When, on July 2, the Obama Administration announced a one-year postponement of the January 1, 2014 effective date for the Affordable Care Act's requirement that large employers provide their workers health insurance or pay a tax, affected businesses "cheered." But anti-"Obamacare" advocates and politicians howled. They saw a "blatantly illegal move" (Brietbart.com pundit Ken Klukowski), a government acting "as though it were not bound by law" (CATO Institute economist Michael Cannon), and an unconstitutional "refus[al] to enforce" a democratically enacted law (Congressional Joint Resolution #45, introduced July 10 by New Jersey House Republican Scott Garrett). In the Wall Street Journal, Stanford Professor Michael McConnell, formerly a George W. Bush appointee to the federal bench, huffed that the decision "raises grave concerns about [President Obama's] understanding" that, unlike medieval British monarchs, American presidents have, under Article II, Section 3 of our Constitution, a "duty, not a discretionary power" to "take Care that the Laws be faithfully executed." Following up in the Journal this Monday, David Rivkin and Lee Casey, who helped lawyer last year's legal challenge to the ACA individual mandate, darkly intimated that the new employer mandate delay could trigger litigation that could result in "the whole statute fall[ing] while the president's suspension is in effect."

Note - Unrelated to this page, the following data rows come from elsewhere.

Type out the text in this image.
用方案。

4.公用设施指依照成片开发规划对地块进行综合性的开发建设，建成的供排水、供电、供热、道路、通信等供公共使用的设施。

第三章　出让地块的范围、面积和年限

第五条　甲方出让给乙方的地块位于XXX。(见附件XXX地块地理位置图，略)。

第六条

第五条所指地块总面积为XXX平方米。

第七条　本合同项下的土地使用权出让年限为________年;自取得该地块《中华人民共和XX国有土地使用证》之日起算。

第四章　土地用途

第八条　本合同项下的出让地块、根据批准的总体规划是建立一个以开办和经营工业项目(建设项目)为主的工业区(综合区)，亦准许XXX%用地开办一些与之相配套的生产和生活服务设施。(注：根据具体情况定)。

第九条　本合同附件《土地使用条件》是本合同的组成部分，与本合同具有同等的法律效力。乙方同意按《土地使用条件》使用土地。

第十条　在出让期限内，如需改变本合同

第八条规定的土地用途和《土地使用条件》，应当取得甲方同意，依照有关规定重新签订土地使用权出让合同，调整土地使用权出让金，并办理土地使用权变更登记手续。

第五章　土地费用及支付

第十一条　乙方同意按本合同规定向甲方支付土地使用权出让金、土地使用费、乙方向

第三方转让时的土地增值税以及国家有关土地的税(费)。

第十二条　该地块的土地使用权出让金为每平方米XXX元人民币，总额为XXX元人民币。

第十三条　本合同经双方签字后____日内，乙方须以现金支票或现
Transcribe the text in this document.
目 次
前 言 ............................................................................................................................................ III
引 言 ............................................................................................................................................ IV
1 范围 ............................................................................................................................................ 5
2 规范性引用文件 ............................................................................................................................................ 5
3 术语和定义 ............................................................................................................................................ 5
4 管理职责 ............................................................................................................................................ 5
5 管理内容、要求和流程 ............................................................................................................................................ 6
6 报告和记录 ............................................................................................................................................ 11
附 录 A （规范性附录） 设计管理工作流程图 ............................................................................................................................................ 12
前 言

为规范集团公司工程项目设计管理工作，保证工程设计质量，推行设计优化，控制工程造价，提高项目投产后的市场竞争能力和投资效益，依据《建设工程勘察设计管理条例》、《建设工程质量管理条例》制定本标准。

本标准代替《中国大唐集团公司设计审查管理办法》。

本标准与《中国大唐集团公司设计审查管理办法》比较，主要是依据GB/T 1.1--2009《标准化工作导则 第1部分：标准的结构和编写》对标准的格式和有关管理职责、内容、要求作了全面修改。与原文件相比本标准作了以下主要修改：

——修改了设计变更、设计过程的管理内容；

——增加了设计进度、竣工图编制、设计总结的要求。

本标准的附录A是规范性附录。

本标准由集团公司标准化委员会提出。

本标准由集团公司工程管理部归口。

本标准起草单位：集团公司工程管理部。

So has President Obama, in fact, broken the law and abused his constitutional authority by delaying the Affordable Care Act's "employer mandate"? This may be the top Republican talking point right now. But what does the law actually say about this?
Mostly, the heated rhetoric of the past few weeks ignores what the Administration has actually decided and how it has delimited the scope and purpose of that decision. The Treasury Department's announcement provides for one year of "transition relief," to continue working through 2014 with "employers, insurers, and other reporting entities" to revise and engage in "real-world testing" of the reporting requirements, simplify forms, coordinate requisite public and private sector information technology arrangements, and engineer a "smoother transition to full implementation in 2015." The announcement describes the postponed requirements as "ACA mandatory" -- i.e., not discretionary or subject to indefinite waiver. On July 9, Assistant Treasury Secretary Mark Mazur added, in a letter to House Energy and Commerce Committee Chair Fred Upton, that the Department expects to publish proposed rules implementing the relevant provisions "this summer, after a dialogue with stakeholders." In effect, the Administration explains the delay as a sensible adjustment to phase-in enforcement, not a refusal to enforce
In Sunday's Washington Post, Bush II Health & Human Services Secretary Michael O. Leavitt concurred that "The [Obama] Administration's decision to delay the employer mandate was wise," in light of the Bush Administration's initially bumpy but ultimately successful phase-in of the 2004 prescription drug benefit to Medicare. Though "wise," is the current postponement "illegal"? On the contrary, Treasury's Mazur wrote to Chair Upton, such temporary postponements of tax reporting and payment requirements are routine, citing numerous examples of such postponements by Republican and Democratic administrations when statutory deadlines proved unworkable.